Em todas as estações intermédias que não sejam de grande capacidade, existem vias de passagem ou desvios onde os comboios podem estacionar e deixar passar outros comboios que possam vir atrás deles e não parar nessa estação.
A unidade ferroviária Iryo estava mudando de trilho para estacionar. Uma hipótese possível é que o mecanismo de comutação inicialmente funcionou corretamente devido ao sinal enviado pelo sistema STM de leitura LZB, mas que por algum motivo o ponto de comutação foi movido prematuramente para a posição “reta”. Isso teria causado a colisão da roda direita da unidade Iryo, saltando para a pista adjacente devido à força centrífuga e à velocidade, no sentido oposto ao desvio, em direção à unidade Renfe, que trafegava no sentido oposto. O comboio da Renfe foi arrastado da cabine para um número até então desconhecido de vagões, como se pode verificar nas imagens divulgadas.
Outra possibilidade é que houvesse algum objeto nos trilhos, mas isso teria feito o trem descarrilar à frente.
Uma rede em deterioração
Os caminhos-de-ferro de alta velocidade de Espanha, outrora um emblema de fiabilidade, modernidade e visão de futuro, caíram gradualmente em desuso. Os atrasos passaram de raros e breves a longos, o que levou a Renfe a retirar o seu compromisso com a pontualidade e o reembolso dos bilhetes.

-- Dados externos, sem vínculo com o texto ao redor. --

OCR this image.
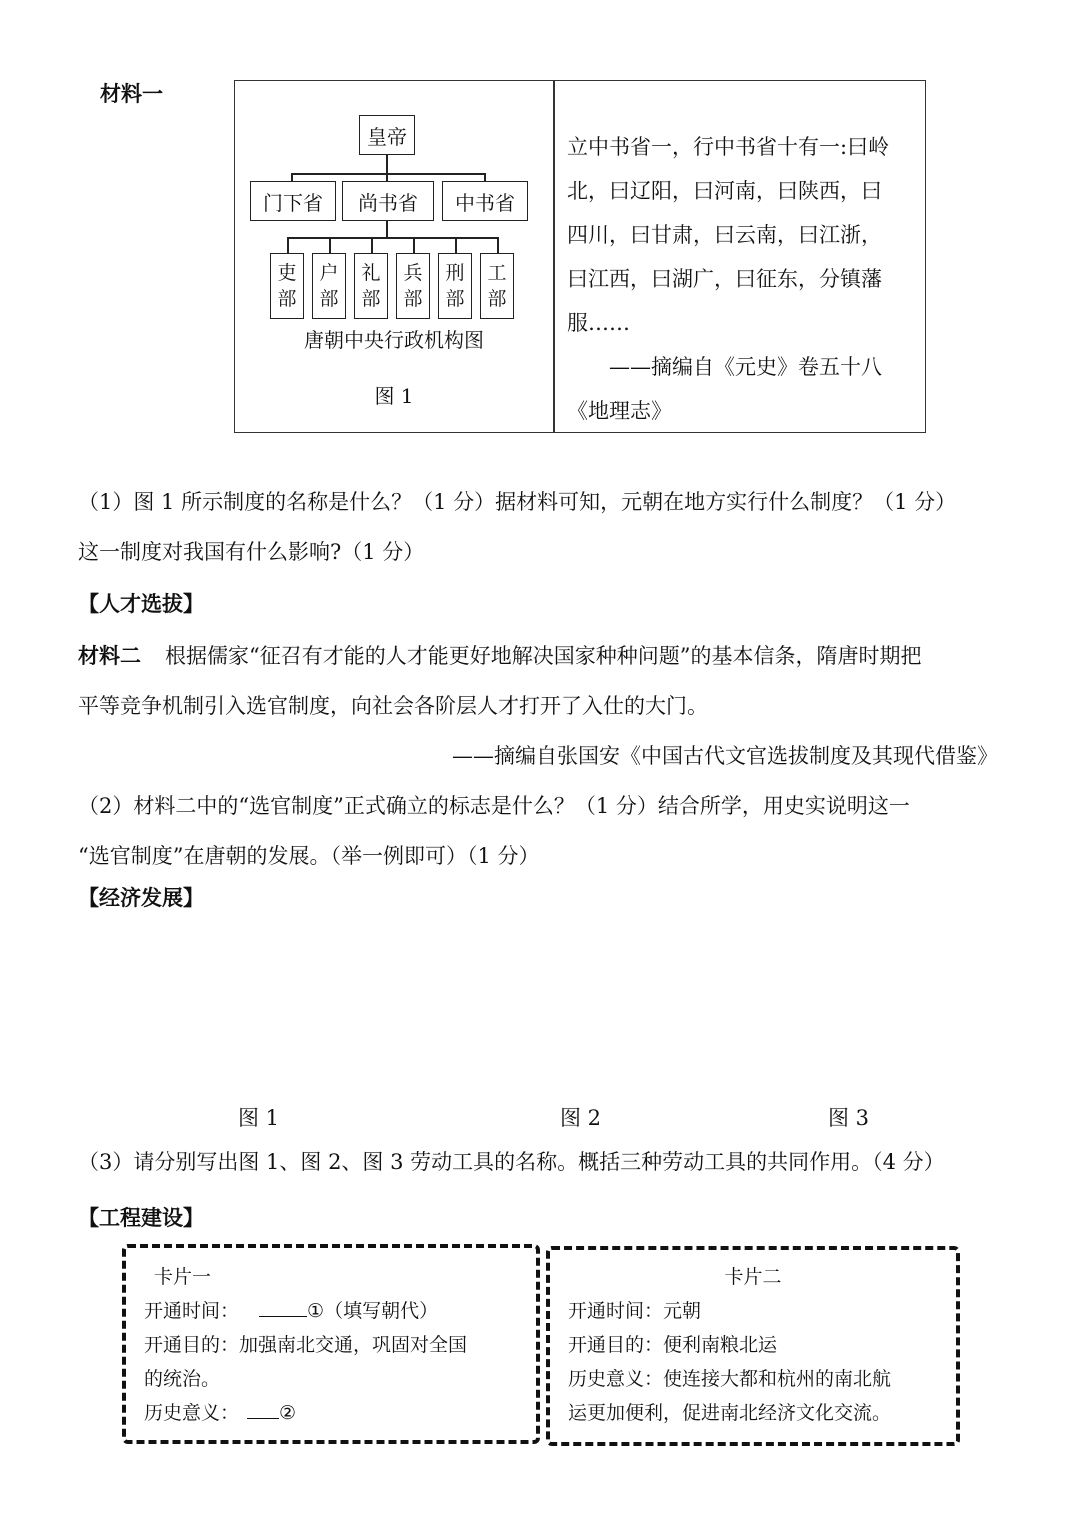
材料一
皇帝
门下省	尚书省	中书省
吏
部
户
部
礼
部
兵
部
刑
部
工
部
唐朝中央行政机构图
图 1
立中书省一，行中书省十有一:曰岭
北，曰辽阳，曰河南，曰陕西，曰
四川，曰甘肃，曰云南，曰江浙，
曰江西，曰湖广，曰征东，分镇藩
服……
——摘编自《元史》卷五十八
《地理志》
（1）图 1 所示制度的名称是什么？（1 分）据材料可知，元朝在地方实行什么制度？（1 分）
这一制度对我国有什么影响?（1 分）
【人才选拔】
材料二 根据儒家“征召有才能的人才能更好地解决国家种种问题”的基本信条，隋唐时期把
平等竞争机制引入选官制度，向社会各阶层人才打开了入仕的大门。
——摘编自张国安《中国古代文官选拔制度及其现代借鉴》
（2）材料二中的“选官制度”正式确立的标志是什么？（1 分）结合所学，用史实说明这一
“选官制度”在唐朝的发展。（举一例即可）（1 分）
【经济发展】
图 1	图 2	图 3
（3）请分别写出图 1、图 2、图 3 劳动工具的名称。概括三种劳动工具的共同作用。（4 分）
【工程建设】
卡片一
开通时间：	①（填写朝代）
开通目的：加强南北交通，巩固对全国
的统治。
历史意义： ②
卡片二
开通时间：元朝
开通目的：便利南粮北运
历史意义：使连接大都和杭州的南北航
运更加便利，促进南北经济文化交流。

Os contínuos incidentes que afetam as infraestruturas geridas pela empresa estatal ADIF – com catenárias, travões e engates (como no túnel que liga as estações madrilenas de Atocha e Chamartín) – também minaram a confiança dos utilizadores.
Além disso, os altos e baixos políticos impediram o desenvolvimento de um plano único e acordado para a viabilidade, modernização e estrutura da rede, que proporcionaria um meio de transporte seguro para satisfazer a crescente procura de serviços ferroviários em vez de viagens aéreas para distâncias de até 800 a 1.000 quilómetros.
A realidade é que neste momento há pelo menos 40 mortos, dezenas de feridos e uma má impressão do sistema ferroviário espanhol. Os líderes políticos e técnicos devem assumir a responsabilidade, independentemente das suas ideologias e estratégias de sobrevivência. Em causa está um sistema de transporte utilizado por um número crescente de pessoas, tanto no sector empresarial como no sector do turismo, e uma importante componente da infra-estrutura do país.